If the ritual is taken in isolation, it is not difficult to call it “religious” but, if the all social context is analysed it is clear that seeing this as religion is problematic. The ritual in fact is a delicate social mechanism that regulates the flow of women between clans, and therefore the very mapping of social change. Which clan becomes bigger and which dies out, which gets powerful and which will have to beg, all is decided on the grounds of the marriage ritual. This is in fact not only a marriage ritual, but the very structure of inter-clan tribal social life.


Asking questions of the kind “what is religion” and “what does religion do” can be misleading in contexts in which religion is completely mingled with other parts of social life. In fact, if we asked a young tribal man about what he is doing he would say “I am finding a wife” and not “I am praising the gods”. The risk we face is one of making “religion” into an object and, once arrived in a foreign land, with its new customs and peoples, ask ourselves “where is the religion” or “what is their religion”, with the subsequent “what does religion do” questions. I hope that the examples above showed that what at a first glance we might call religious is actually a social act that regulates marriage, inter-clan relations and the future wealth and power of a clan. And I am sure that in other contexts as well the category “religion” can conceal a more subtle complexity that we'll miss in looking for religion and its functions.
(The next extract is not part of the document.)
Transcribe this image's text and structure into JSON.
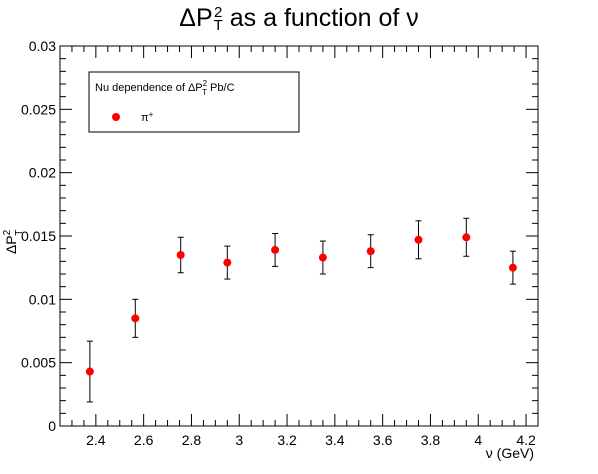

I hope to have helped providing another angle on the question raised by student Abbigal Pike's letter, and, ultimately, to spark a debate somehow. I am fully convinced that student Abbigal Pike's perspective is a valid one, and in most cases religion can be easily isolated and separated from the social context. However, a different perspective can help the work of a scholar, and this is a modest contribution to her work in progress.